Vaclav Mlynarik wrote a letter to his Excellency the Ambassador of Egypt to the Czech Republic, which we all signed (30 signatures) and handed over, along with a short printed account of Kareem’s case to the second secretary at the embassy, Mr. Ahmad Sharif.
Petr Vitek, Vaclav Mlynarik and I introduced ourselves and exchanged greetings before Petr began to highlight why we were here. What was supposed to be short and polite quickly developed into a conversation.
We spoke to him about our concerns regarding the human rights situation in Egypt in general and about Kareem’s case in particular, he shared our concern and agreed that the right to free speech is an important right that needed to be upheld. He also said that he shared our views on human rights, however he went on to say that in the region, human rights are “very specific” and there are “special cases” we must pay attention to. We disagreed with all due respect and clearly stated that human rights are universal rights, which do not depend on gender, race and /or religion. Where a person is born should never determine the amount of freedom he/she enjoys.
We acknowledged that Egypt has made a tremendous amount of work, which has led to the improving of the standard of living in the country, but we still deemed it was time for an even bigger shift on the humans rights stage, we told him it was important for Egypt to differentiate between militant terrorists and its citizens and especially the youth who practice their basic human rights; we here in Prague would not go to jail for thoughts that don’t incite on violence published on a blog and we want Egyptian bloggers to enjoy the same rights.
Mr. Shareef promised he would hand over the letter to the Egyptian authorities and assured us that the officials in Egypt would receive it.
At the rally we projected a video compilation onto a white screen. The material projected were mainly clips kindly compiled by Michal Stasa from the material available on your site, the rally outside the Egyptian booth in Paris, Posts from Kareem’s blog, Kareem’s interviews and people’s opinions on Kareem’s case.
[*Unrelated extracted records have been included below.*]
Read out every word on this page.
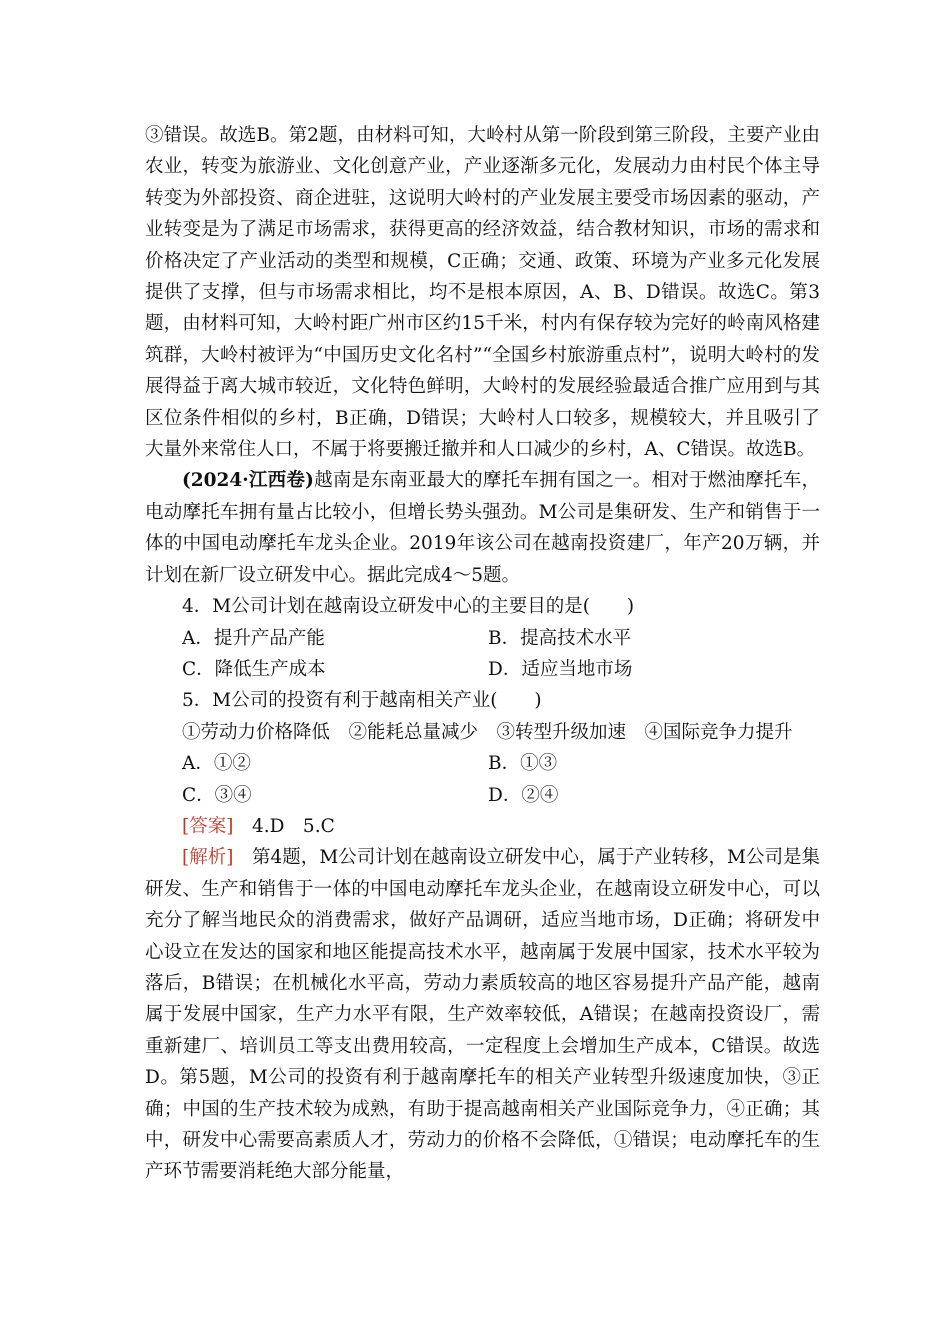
③错误。故选B。第2题，由材料可知，大岭村从第一阶段到第三阶段，主要产业由农业，转变为旅游业、文化创意产业，产业逐渐多元化，发展动力由村民个体主导转变为外部投资、商企进驻，这说明大岭村的产业发展主要受市场因素的驱动，产业转变是为了满足市场需求，获得更高的经济效益，结合教材知识，市场的需求和价格决定了产业活动的类型和规模，C正确；交通、政策、环境为产业多元化发展提供了支撑，但与市场需求相比，均不是根本原因，A、B、D错误。故选C。第3题，由材料可知，大岭村距广州市区约15千米，村内有保存较为完好的岭南风格建筑群，大岭村被评为“中国历史文化名村”“全国乡村旅游重点村”，说明大岭村的发展得益于离大城市较近，文化特色鲜明，大岭村的发展经验最适合推广应用到与其区位条件相似的乡村，B正确，D错误；大岭村人口较多，规模较大，并且吸引了大量外来常住人口，不属于将要搬迁撤并和人口减少的乡村，A、C错误。故选B。

(2024·江西卷)越南是东南亚最大的摩托车拥有国之一。相对于燃油摩托车，电动摩托车拥有量占比较小，但增长势头强劲。M公司是集研发、生产和销售于一体的中国电动摩托车龙头企业。2019年该公司在越南投资建厂，年产20万辆，并计划在新厂设立研发中心。据此完成4～5题。

4．M公司计划在越南设立研发中心的主要目的是(　　)

A．提升产品产能	B．提高技术水平
C．降低生产成本	D．适应当地市场

5．M公司的投资有利于越南相关产业(　　)

①劳动力价格降低　②能耗总量减少　③转型升级加速　④国际竞争力提升

A．①②	B．①③
C．③④	D．②④

[答案]　 4.D　5.C

[解析]　 第4题，M公司计划在越南设立研发中心，属于产业转移，M公司是集研发、生产和销售于一体的中国电动摩托车龙头企业，在越南设立研发中心，可以充分了解当地民众的消费需求，做好产品调研，适应当地市场，D正确；将研发中心设立在发达的国家和地区能提高技术水平，越南属于发展中国家，技术水平较为落后，B错误；在机械化水平高，劳动力素质较高的地区容易提升产品产能，越南属于发展中国家，生产力水平有限，生产效率较低，A错误；在越南投资设厂，需重新建厂、培训员工等支出费用较高，一定程度上会增加生产成本，C错误。故选D。第5题，M公司的投资有利于越南摩托车的相关产业转型升级速度加快，③正确；中国的生产技术较为成熟，有助于提高越南相关产业国际竞争力，④正确；其中，研发中心需要高素质人才，劳动力的价格不会降低，①错误；电动摩托车的生产环节需要消耗绝大部分能量，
The employees of the embassy took pictures and videos of us and that is visible in one of the pictures, it was expected and we don’t mind it at all, in fact we exchanged waves and smiles. It is also important to say that the Czech Police were very polite, supportive and went out of their way to make us feel welcome. I hope that one day demonstrators in an Arab country experience the same kind of interaction with the police.
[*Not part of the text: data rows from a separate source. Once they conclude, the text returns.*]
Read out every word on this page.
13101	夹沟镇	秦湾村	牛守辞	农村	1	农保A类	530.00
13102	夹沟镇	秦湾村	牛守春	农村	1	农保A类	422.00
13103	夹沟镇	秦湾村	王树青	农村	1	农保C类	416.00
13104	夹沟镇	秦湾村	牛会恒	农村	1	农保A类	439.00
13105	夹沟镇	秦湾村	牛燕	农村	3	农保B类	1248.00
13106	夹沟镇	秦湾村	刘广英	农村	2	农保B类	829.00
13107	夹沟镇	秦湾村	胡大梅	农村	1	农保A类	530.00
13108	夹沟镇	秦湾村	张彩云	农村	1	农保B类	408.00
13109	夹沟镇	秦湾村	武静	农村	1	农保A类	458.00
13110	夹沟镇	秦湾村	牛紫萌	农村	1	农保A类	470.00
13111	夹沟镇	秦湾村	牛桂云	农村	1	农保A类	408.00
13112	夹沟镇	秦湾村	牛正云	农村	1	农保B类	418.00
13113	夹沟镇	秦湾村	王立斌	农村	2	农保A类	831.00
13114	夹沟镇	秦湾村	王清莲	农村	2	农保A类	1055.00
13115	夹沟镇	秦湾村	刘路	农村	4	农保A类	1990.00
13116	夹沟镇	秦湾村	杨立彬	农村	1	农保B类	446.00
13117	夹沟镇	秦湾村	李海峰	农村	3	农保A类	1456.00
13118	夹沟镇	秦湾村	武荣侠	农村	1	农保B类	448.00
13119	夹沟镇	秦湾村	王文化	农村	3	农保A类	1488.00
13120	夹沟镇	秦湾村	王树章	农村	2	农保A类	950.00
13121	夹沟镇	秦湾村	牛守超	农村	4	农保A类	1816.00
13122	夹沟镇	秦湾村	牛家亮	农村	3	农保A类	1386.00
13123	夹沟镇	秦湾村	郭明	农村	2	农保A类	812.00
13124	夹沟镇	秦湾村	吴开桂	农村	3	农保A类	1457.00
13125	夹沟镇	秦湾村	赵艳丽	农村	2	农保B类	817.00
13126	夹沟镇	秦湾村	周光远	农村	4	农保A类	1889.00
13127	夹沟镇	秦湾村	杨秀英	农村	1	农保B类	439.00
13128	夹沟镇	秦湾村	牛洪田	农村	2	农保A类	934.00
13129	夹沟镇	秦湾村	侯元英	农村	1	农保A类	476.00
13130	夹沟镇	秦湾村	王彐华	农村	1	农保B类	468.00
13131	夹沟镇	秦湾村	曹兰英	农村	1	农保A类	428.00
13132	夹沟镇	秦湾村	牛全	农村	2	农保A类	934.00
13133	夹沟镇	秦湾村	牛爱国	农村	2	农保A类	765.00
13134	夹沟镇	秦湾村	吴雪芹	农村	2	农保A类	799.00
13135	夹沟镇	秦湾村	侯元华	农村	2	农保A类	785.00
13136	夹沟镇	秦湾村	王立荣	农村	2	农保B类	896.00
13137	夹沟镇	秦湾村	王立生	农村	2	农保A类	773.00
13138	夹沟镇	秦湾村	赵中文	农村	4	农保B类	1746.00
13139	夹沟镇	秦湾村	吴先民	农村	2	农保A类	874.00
The media here in the Czech Republic and in Europe in general gave us a lot of coverage and that is mainly thanks to the excellent efforts of our press secretary Eva Dobrovolna. The day started with an invitation and a 7-minute interview for a morning news and events show on the Czech National TV, on which I appeared. The Czech News agency covered the event too and published news item in English and Czech that has appeared in a few dailies. Last but not least was the radio coverage of RBB Radio Multikulti, the largest German national radio station; their Arabic section covered the event with Amnesty International outside the Egyptian Embassy in Berlin and called us here to Prague while we were at the demonstration. I gave them a phone interview which is now available on their site online. I think it especially crucial that Kareem’s ordeal be told in full with no cosmetic adjustments and allowances in Arabic.
We hope that Kareem will soon hear of these worldwide events and efforts and that he will feel encouraged, high spirited and optimistic because he is not alone. We also hope and believe that he will now sense an improvement in the treatment he is receiving in jail, which is very often the case and Amnesty International has had that experience with prisoners of conscience right after such medial attention. We hope to see him released from jail before his sentence is completed. We also hope that this event encourages bloggers everywhere to be courageous and outspoken, and that they aren’t forced to self sensor. May their pens never dry and their keyboards never fail them.